Árvore no Ibirapuera: testemunhas da poluição. Foto: Aline Ribeiro.

Assim como os troncos apresentam ou não liquens de acordo com o posicionamento diante das vias de tráfego, a quantidade de folhas dos galhos varia conforme o seu grau de exposição aos gases poluentes. Quanto mais perto das avenidas, menos folhas os galhos terão. “Grandes quantidades de poluição podem ocasionar até mesmo a morte das árvores”, lamenta Saldiva. A direção dos ventos é outro fator determinante para a disposição dos seres vivos na planta. “Onde o vento bate dificilmente tem briófitas, liquens e grande quantidade de folhas”, afirma.

As soluções simples e eficazes que o professor Pepino encontrou para medir os níveis de poluição do ar vêm sendo disseminadas em outras salas de aula. Em Cubatão, estudantes da rede pública estão aprendendo a técnica de biomonitoramento com a ajuda dos alunos de Saldiva. As idéias também foram aproveitadas em Santo André e São José dos Campos, cujas prefeituras instalaram floreiras em diversos pontos da cidade.

O professor lembra que o exercício de analisar a quantidade de material particulado por meio das plantas pode ser feito em qualquer grande centro. “Muitos acham que somente São Paulo tem altas taxas de poluição. Isso não é verdade. Outras cidades possuem índices elevados, mas não dispõem de aparelhos que quantifique isso. Quando não é possível descobrir por meio de medidores especializados, a vegetação é um ótimo instrumento”, ressalta. Ele lembra que algumas espécies, como eucaliptos e palmeiras, não servem como base para a realização de pesquisas, pois possuem cascas ácidas que impedem a sobrevivência dos liquens.

Os ensinamentos de Saldiva sobre como medir a poluição por meio da natureza refletem apenas parte de sua personalidade. Apaixonado pelas plantas e muito preocupado em preservar o meio ambiente, Pepino dá exemplos não somente enquanto trabalha, mas durante atos triviais. Andar de carro, por exemplo, só se houver muita necessidade. Sua bicicleta Caloi vermelha é mais que suficiente para os quilômetros que percorre diariamente entre sua casa, no bairro Itaim Bibi, até o trabalho, na avenida Doutor Arnaldo. “Sempre carrego uma troca de roupas na mochila para o caso de me molhar com a chuva.”

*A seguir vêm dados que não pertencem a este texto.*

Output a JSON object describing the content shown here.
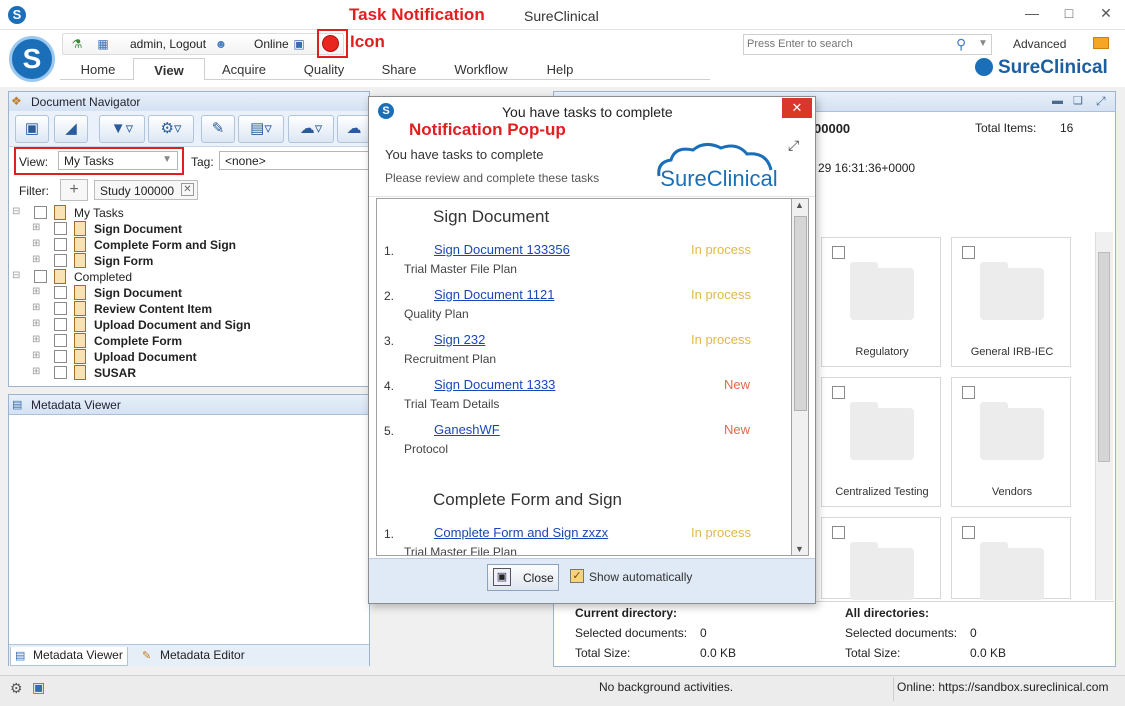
{
  "window": {
    "title": "SureClinical"
  },
  "annotations": {
    "task_notification": "Task Notification",
    "icon": "Icon",
    "popup": "Notification Pop-up"
  },
  "header": {
    "user": "admin, Logout",
    "status": "Online",
    "search_placeholder": "Press Enter to search",
    "advanced": "Advanced",
    "brand": "SureClinical",
    "tabs": [
      "Home",
      "View",
      "Acquire",
      "Quality",
      "Share",
      "Workflow",
      "Help"
    ],
    "active_tab": "View"
  },
  "doc_navigator": {
    "title": "Document Navigator",
    "view_label": "View:",
    "view_value": "My Tasks",
    "tag_label": "Tag:",
    "tag_value": "<none>",
    "filter_label": "Filter:",
    "filter_chip": "Study 100000",
    "tree": [
      {
        "label": "My Tasks",
        "level": 0,
        "bold": false
      },
      {
        "label": "Sign Document",
        "level": 1,
        "bold": true
      },
      {
        "label": "Complete Form and Sign",
        "level": 1,
        "bold": true
      },
      {
        "label": "Sign Form",
        "level": 1,
        "bold": true
      },
      {
        "label": "Completed",
        "level": 0,
        "bold": false
      },
      {
        "label": "Sign Document",
        "level": 1,
        "bold": true
      },
      {
        "label": "Review Content Item",
        "level": 1,
        "bold": true
      },
      {
        "label": "Upload Document and Sign",
        "level": 1,
        "bold": true
      },
      {
        "label": "Complete Form",
        "level": 1,
        "bold": true
      },
      {
        "label": "Upload Document",
        "level": 1,
        "bold": true
      },
      {
        "label": "SUSAR",
        "level": 1,
        "bold": true
      }
    ]
  },
  "metadata": {
    "title": "Metadata Viewer",
    "tabs": [
      "Metadata Viewer",
      "Metadata Editor"
    ]
  },
  "right_panel": {
    "id_fragment": "00000",
    "total_items_label": "Total Items:",
    "total_items": "16",
    "date_fragment": "29 16:31:36+0000",
    "folders": [
      "Regulatory",
      "General IRB-IEC",
      "Centralized Testing",
      "Vendors",
      "",
      ""
    ],
    "current_dir": {
      "title": "Current directory:",
      "selected_label": "Selected documents:",
      "selected": "0",
      "size_label": "Total Size:",
      "size": "0.0 KB"
    },
    "all_dirs": {
      "title": "All directories:",
      "selected_label": "Selected documents:",
      "selected": "0",
      "size_label": "Total Size:",
      "size": "0.0 KB"
    }
  },
  "statusbar": {
    "activity": "No background activities.",
    "online": "Online: https://sandbox.sureclinical.com"
  },
  "popup": {
    "title": "You have tasks to complete",
    "heading": "You have tasks to complete",
    "subheading": "Please review and complete these tasks",
    "brand": "SureClinical",
    "sections": [
      {
        "title": "Sign Document",
        "items": [
          {
            "num": "1.",
            "link": "Sign Document 133356",
            "status": "In process",
            "sub": "Trial Master File Plan"
          },
          {
            "num": "2.",
            "link": "Sign Document 1121",
            "status": "In process",
            "sub": "Quality Plan"
          },
          {
            "num": "3.",
            "link": "Sign 232",
            "status": "In process",
            "sub": "Recruitment Plan"
          },
          {
            "num": "4.",
            "link": "Sign Document 1333",
            "status": "New",
            "sub": "Trial Team Details"
          },
          {
            "num": "5.",
            "link": "GaneshWF",
            "status": "New",
            "sub": "Protocol"
          }
        ]
      },
      {
        "title": "Complete Form and Sign",
        "items": [
          {
            "num": "1.",
            "link": "Complete Form and Sign zxzx",
            "status": "In process",
            "sub": "Trial Master File Plan"
          }
        ]
      }
    ],
    "close_label": "Close",
    "show_auto_label": "Show automatically",
    "colors": {
      "in_process": "#e0b84a",
      "new": "#e06a50",
      "close_button": "#d9372a"
    }
  }
}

Especializado em Patologia, Saldiva pode ter herdado do pai pediatra a vocação para a medicina. Entrou no curso com apenas 16 anos e teve seu primeiro contato com a pesquisa sobre qualidade do ar nas aulas do húngaro Gyorgy Miklos Bohm, há cerca de 30 anos. Depois disso, nunca mais parou. Hoje luta para que São Paulo (cidade pela qual é apaixonado e que, inclusive, deu origem a seu nome) seja um lugar melhor para se viver. Se você quiser colaborar para isto, a dica está dada. É só olhar para o lado e ver o que a vegetação está dizendo.